Me acababan de decir tres cosas: la primera, que me tomara el resto de la semana porque me lo había ganado (había estado poniendo casi sesenta horas en el reloj) y que no me iba a restar ningún día de vacación acumulada hasta ese entonces; la segunda, que me habían dado un aumento bastante generoso; y, la tercera, que en algún momento de la siguiente semana llegaría alguien de la Rechtsabteilung, junto con Anja, para que, con la idea de implementarlo en otras estaciones como Stuttgart y Hamburg, negociáramos los términos del proceso porque ahí había algo de propiedad intelectual. Quiero aclarar que lo que hice no tiene nada de parecido con la invención del cero o de la rueda.

Consideré dos opciones: pasar panza arriba hasta el lunes siguiente o madrugar para alcanzar la conexión a Düsseldorf y meterme en el primer vuelo a Madrid.

Ya estaba metiendo los datos de mi cuenta de PayPal cuando vi que en una de las bancas del otro lado de la Kurt-Schumacher estaba Bea, muy en lo suyo, con audífonos en las orejas, un libro en cada mano y otro sobre las piernas.

Me senté a la par suya y saqué la cajetilla con el horrible pulmón negro encima. Me miró, me sonrió, y me pidió un minuto; estaba en una llamada y discutía con alguien más sobre las traducciones al inglés y al alemán que se le habían hecho al Título II de la Constitución Española. Cuando se quedaba callada para oír a la persona al otro lado de la línea, le ponía el cigarro en la boca para que se diera gusto.

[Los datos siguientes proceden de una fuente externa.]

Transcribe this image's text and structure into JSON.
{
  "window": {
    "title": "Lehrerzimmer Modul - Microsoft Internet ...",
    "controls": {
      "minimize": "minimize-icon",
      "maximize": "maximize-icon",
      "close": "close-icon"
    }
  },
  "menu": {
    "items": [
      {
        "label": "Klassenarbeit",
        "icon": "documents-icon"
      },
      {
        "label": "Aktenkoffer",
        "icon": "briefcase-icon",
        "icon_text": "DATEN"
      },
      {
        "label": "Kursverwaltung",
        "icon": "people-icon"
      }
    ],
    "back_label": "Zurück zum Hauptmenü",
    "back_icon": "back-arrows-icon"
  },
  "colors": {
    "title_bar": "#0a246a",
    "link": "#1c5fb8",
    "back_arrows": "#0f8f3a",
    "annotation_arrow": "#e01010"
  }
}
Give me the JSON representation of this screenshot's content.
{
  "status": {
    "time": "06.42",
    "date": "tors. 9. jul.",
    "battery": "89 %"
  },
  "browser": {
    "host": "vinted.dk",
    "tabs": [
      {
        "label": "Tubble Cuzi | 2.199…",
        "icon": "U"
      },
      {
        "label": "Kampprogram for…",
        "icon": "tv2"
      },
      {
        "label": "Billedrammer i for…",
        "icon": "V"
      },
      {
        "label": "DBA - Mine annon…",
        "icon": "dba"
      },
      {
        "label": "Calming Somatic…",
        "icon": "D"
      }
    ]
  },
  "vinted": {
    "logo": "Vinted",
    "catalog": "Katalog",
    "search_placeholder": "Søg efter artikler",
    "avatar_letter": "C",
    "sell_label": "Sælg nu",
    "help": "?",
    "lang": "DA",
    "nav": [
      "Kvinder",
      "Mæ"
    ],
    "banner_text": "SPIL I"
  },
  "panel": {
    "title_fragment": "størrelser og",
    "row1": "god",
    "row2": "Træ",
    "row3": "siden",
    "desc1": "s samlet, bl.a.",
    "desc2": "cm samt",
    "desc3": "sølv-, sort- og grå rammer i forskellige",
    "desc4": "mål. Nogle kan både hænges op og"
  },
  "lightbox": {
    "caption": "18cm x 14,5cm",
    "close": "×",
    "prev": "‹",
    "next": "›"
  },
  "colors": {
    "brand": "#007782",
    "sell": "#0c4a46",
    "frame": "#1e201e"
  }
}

–Ya, ahora sí –se arrancó los audífonos y me dio un beso en el cachete.

–¿Llevás mucho tiempo esperándome?

Bea se negó con la cabeza, cerró los libros y se paró.

–Porfa, vámonos a la casa.

Le hice caso.

Había lavado los tres vasos sucios que había dejado en la mañana, había oscilado las ventanas para que corriera un poco el aire, había cambiado las sábanas y había metido mi ropa oscura a la lavadora. Antes de que pudiera agradecérselo, dejé que me llevara a la cama.


Estábamos tan cerca que no había necesidad de hablar ni siquiera a volumen normal; hablaba era como si me diera un montón de besos chiquititos.

–Mi mamá está arreglando los papeles para venirse para España.

–¿España o Madrid?

–Ella dice que España, pero como es bien no-sé-cómo no creo que se vaya a otro lugar que no sea Madrid, ¿sabés? Porque, aunque sus abuelos no eran de ahí, es la capital.

–¿Y vos cómo estás con eso?

–Yo, la verdad, no quiero –se rio–. Hace tanto que no vivo con ella que ya se me hace... no sé, ¿sabés? Viendo cómo eran las cosas antes de que me echara de la casa, porque no fue que yo me fui, sino que ella me echó, ¿sabés? No sé, me da miedo que quiera venir a controlarme o algo así, a darme consejos que no he pedido, a criticar mis decisiones... todo eso, pues. Me estresa.